The player-coach design leader

Every designer I know loves doing design. It’s a passion; it’s creative, it’s exploratory, it’s future-focused. Many people aspire to design because of its hands-on, problem-solving nature. 

Experienced designers are experts at balancing the detail of understanding problems with strategic oversight - zooming in and out. It takes time to get good at that, based on years of mistakes, success, and learning.

As design leaders progress in their careers, they often transition into more people management roles. The intent is to scale their impact through the designers they coach and develop. When the focus is too heavy on people and practice leadership, and they’re no longer leading the direction, the best designers are taken away from their most valuable skillset; design.

Design leaders are enablers, facilitators, coaches, AND do-ers.

There’s an old saying, the best designer isn’t the best manager. While that’s true for some people, it’s unambitious. Separating design into distinct tracks for doing and management leads to a situation where managers are not proficient designers, diluting the impact of design.

“Design management needs to swing the pendulum back a bit. We need to get off the bench and take on a little more of that old Creative Director energy: get in the details, push our teams to take one more pass at things, try something totally weird that probably won't work, challenge and inspire their peers in engineering and product.”
Cap Watkins


For design leadership to be effective, we need a player-coach approach*. We need to combine people leadership and design leadership. This looks like:

  1. Building leadership foundations

    Distribute the responsibilities of people, practice, and operational management across the team. This might include no one directly managing more than six people, establishing leadership for each practice, fostering communities of practice, and investing in design operations.

  2. Creating a culture of design feedback

    Incorporate regular design critiques and reviews into the working rhythms of your team. Encourage an open work environment, making sure designers feel comfortable seeking your advice. Focus on providing feedback on the overall direction and biggest painpoints, avoiding micromanagement.

  3. Leading by example

    As a design leader, stay involved in key strategic initiatives and high-risk problems. Dive into the hands-on work, share your experiences across different teams, and have enough understanding of the details to offer useful guidance and coaching.
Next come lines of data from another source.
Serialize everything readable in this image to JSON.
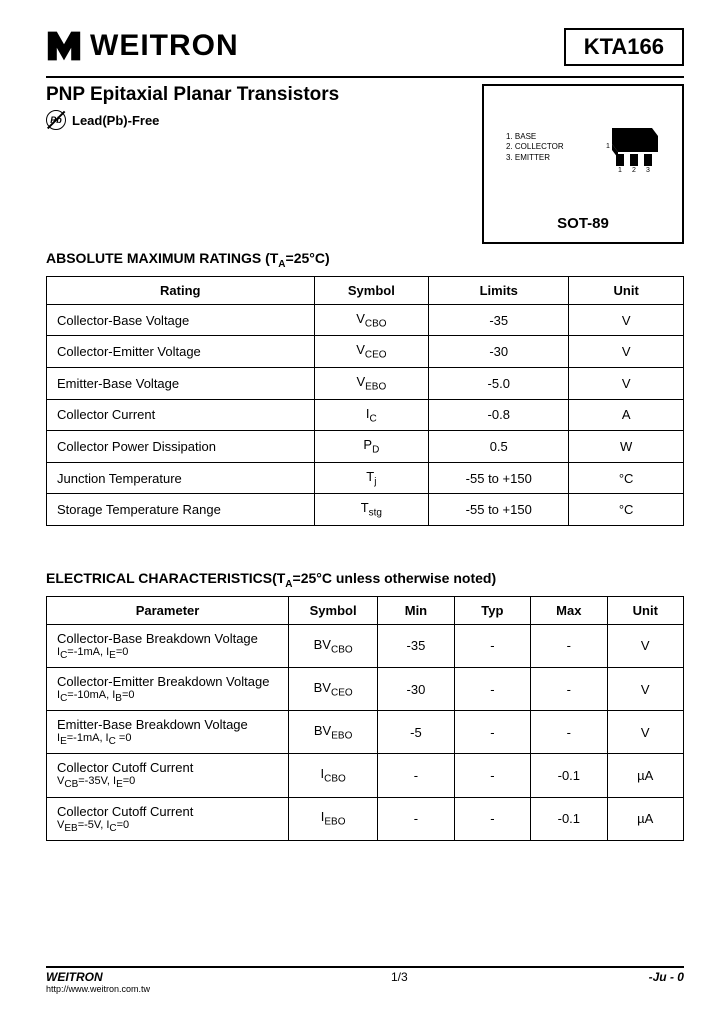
{
  "header": {
    "brand": "WEITRON",
    "part_number": "KTA166"
  },
  "title": {
    "heading": "PNP Epitaxial Planar Transistors",
    "pb_label": "Lead(Pb)-Free",
    "pb_icon_text": "Pb"
  },
  "package": {
    "pins": [
      "1. BASE",
      "2. COLLECTOR",
      "3. EMITTER"
    ],
    "pin_num": [
      "1",
      "2",
      "3"
    ],
    "name": "SOT-89"
  },
  "sections": {
    "abs_title": "ABSOLUTE MAXIMUM RATINGS (T",
    "abs_title_sub": "A",
    "abs_title_tail": "=25°C)",
    "elec_title": "ELECTRICAL CHARACTERISTICS(T",
    "elec_title_sub": "A",
    "elec_title_tail": "=25°C unless otherwise noted)"
  },
  "abs_table": {
    "columns": [
      "Rating",
      "Symbol",
      "Limits",
      "Unit"
    ],
    "col_widths": [
      "42%",
      "18%",
      "22%",
      "18%"
    ],
    "rows": [
      {
        "rating": "Collector-Base Voltage",
        "symbol": "V",
        "symbol_sub": "CBO",
        "limits": "-35",
        "unit": "V"
      },
      {
        "rating": "Collector-Emitter Voltage",
        "symbol": "V",
        "symbol_sub": "CEO",
        "limits": "-30",
        "unit": "V"
      },
      {
        "rating": "Emitter-Base Voltage",
        "symbol": "V",
        "symbol_sub": "EBO",
        "limits": "-5.0",
        "unit": "V"
      },
      {
        "rating": "Collector Current",
        "symbol": "I",
        "symbol_sub": "C",
        "limits": "-0.8",
        "unit": "A"
      },
      {
        "rating": "Collector Power Dissipation",
        "symbol": "P",
        "symbol_sub": "D",
        "limits": "0.5",
        "unit": "W"
      },
      {
        "rating": "Junction Temperature",
        "symbol": "T",
        "symbol_sub": "j",
        "limits": "-55 to +150",
        "unit": "°C"
      },
      {
        "rating": "Storage Temperature Range",
        "symbol": "T",
        "symbol_sub": "stg",
        "limits": "-55 to +150",
        "unit": "°C"
      }
    ]
  },
  "elec_table": {
    "columns": [
      "Parameter",
      "Symbol",
      "Min",
      "Typ",
      "Max",
      "Unit"
    ],
    "col_widths": [
      "38%",
      "14%",
      "12%",
      "12%",
      "12%",
      "12%"
    ],
    "rows": [
      {
        "param": "Collector-Base Breakdown Voltage",
        "cond": "I_C=-1mA, I_E=0",
        "symbol": "BV",
        "symbol_sub": "CBO",
        "min": "-35",
        "typ": "-",
        "max": "-",
        "unit": "V"
      },
      {
        "param": "Collector-Emitter Breakdown Voltage",
        "cond": "I_C=-10mA, I_B=0",
        "symbol": "BV",
        "symbol_sub": "CEO",
        "min": "-30",
        "typ": "-",
        "max": "-",
        "unit": "V"
      },
      {
        "param": "Emitter-Base Breakdown Voltage",
        "cond": "I_E=-1mA, I_C =0",
        "symbol": "BV",
        "symbol_sub": "EBO",
        "min": "-5",
        "typ": "-",
        "max": "-",
        "unit": "V"
      },
      {
        "param": "Collector Cutoff Current",
        "cond": "V_CB=-35V, I_E=0",
        "symbol": "I",
        "symbol_sub": "CBO",
        "min": "-",
        "typ": "-",
        "max": "-0.1",
        "unit": "µA"
      },
      {
        "param": "Collector Cutoff Current",
        "cond": "V_EB=-5V, I_C=0",
        "symbol": "I",
        "symbol_sub": "EBO",
        "min": "-",
        "typ": "-",
        "max": "-0.1",
        "unit": "µA"
      }
    ]
  },
  "footer": {
    "brand": "WEITRON",
    "url": "http://www.weitron.com.tw",
    "page": "1/3",
    "date": "-Ju  -  0"
  },
  "colors": {
    "text": "#000000",
    "background": "#ffffff"
  }
}
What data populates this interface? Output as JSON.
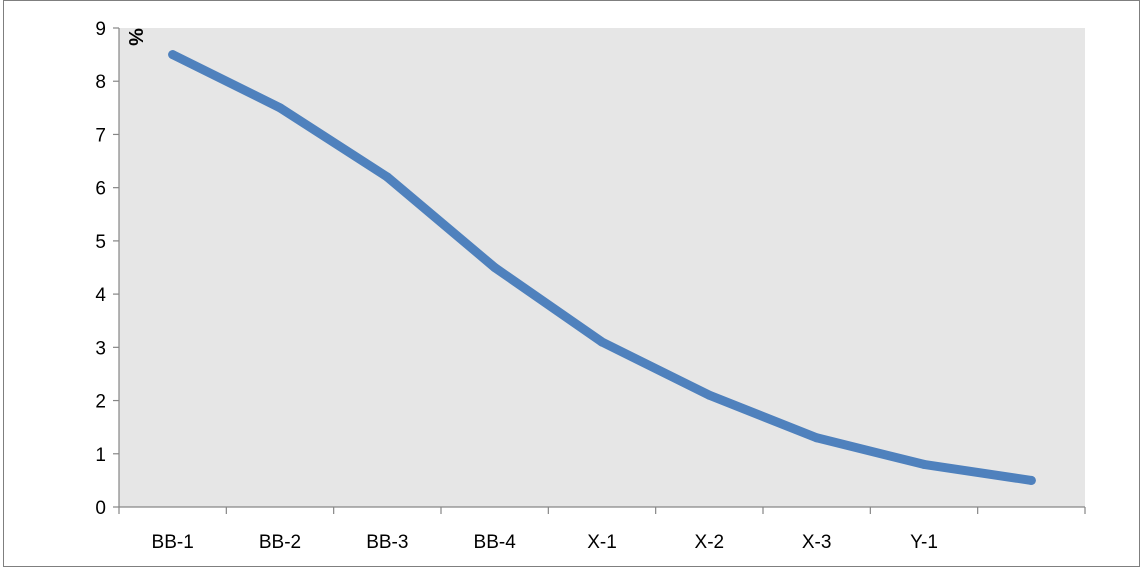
{
  "chart_data": {
    "type": "line",
    "title": "",
    "xlabel": "",
    "ylabel": "%",
    "categories": [
      "BB-1",
      "BB-2",
      "BB-3",
      "BB-4",
      "X-1",
      "X-2",
      "X-3",
      "Y-1",
      ""
    ],
    "series": [
      {
        "values": [
          8.5,
          7.5,
          6.2,
          4.5,
          3.1,
          2.1,
          1.3,
          0.8,
          0.5
        ],
        "color": "#4f81bd"
      }
    ],
    "ylim": [
      0,
      9
    ],
    "yticks": [
      "0",
      "1",
      "2",
      "3",
      "4",
      "5",
      "6",
      "7",
      "8",
      "9"
    ],
    "plot_background": "#e6e6e6",
    "grid": false,
    "legend": "none"
  }
}
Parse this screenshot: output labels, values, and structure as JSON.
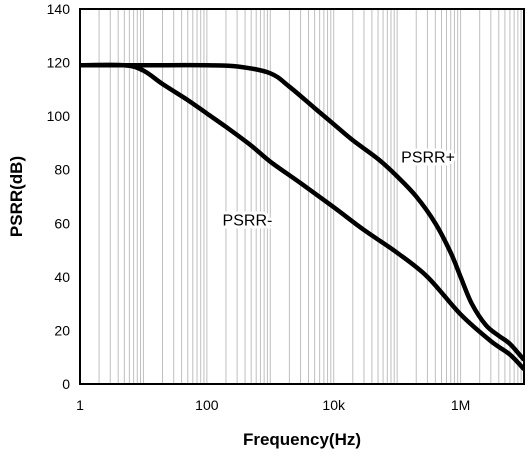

    “Leaders who do the work, rather than just talk about it, help prevent the knowing-doing gap from opening in the first place. Working on the front lines keeps them in touch with the organization’s real capabilities and challenges; that experience allows them to play a critical role in turning knowledge into action.”
    The smart-talk trap

  4. Making space for exploration

    Encourage designers to explore various aspects of their work, from visual exploration to customer behaviour, and bring these findings back to their product and service teams. Foster a culture of curiosity and problem exploration.

  5. Collaborating with leadership counterparts

    Build strong relationships with peers in product and engineering. Value their skills and engage in open discussions about design, sharing your thought process and ideas.


The best design leaders inspire everyone to create better experiences, through coaching people and shaping the work. The very best design leaders are the best designers and the best managers, that’s what makes a truly brilliant design leader.

It's entirely possible to excel at both aspects of the role. Let's continue to focus on action; making products, services, and experiences better for users and the business.

* The linked article, by Andy Budd, talks about the challenges of player-coach roles in organisations where design is not established. In organisations where design does not have recognition or established value, this is a tough gig, and only for the very brave.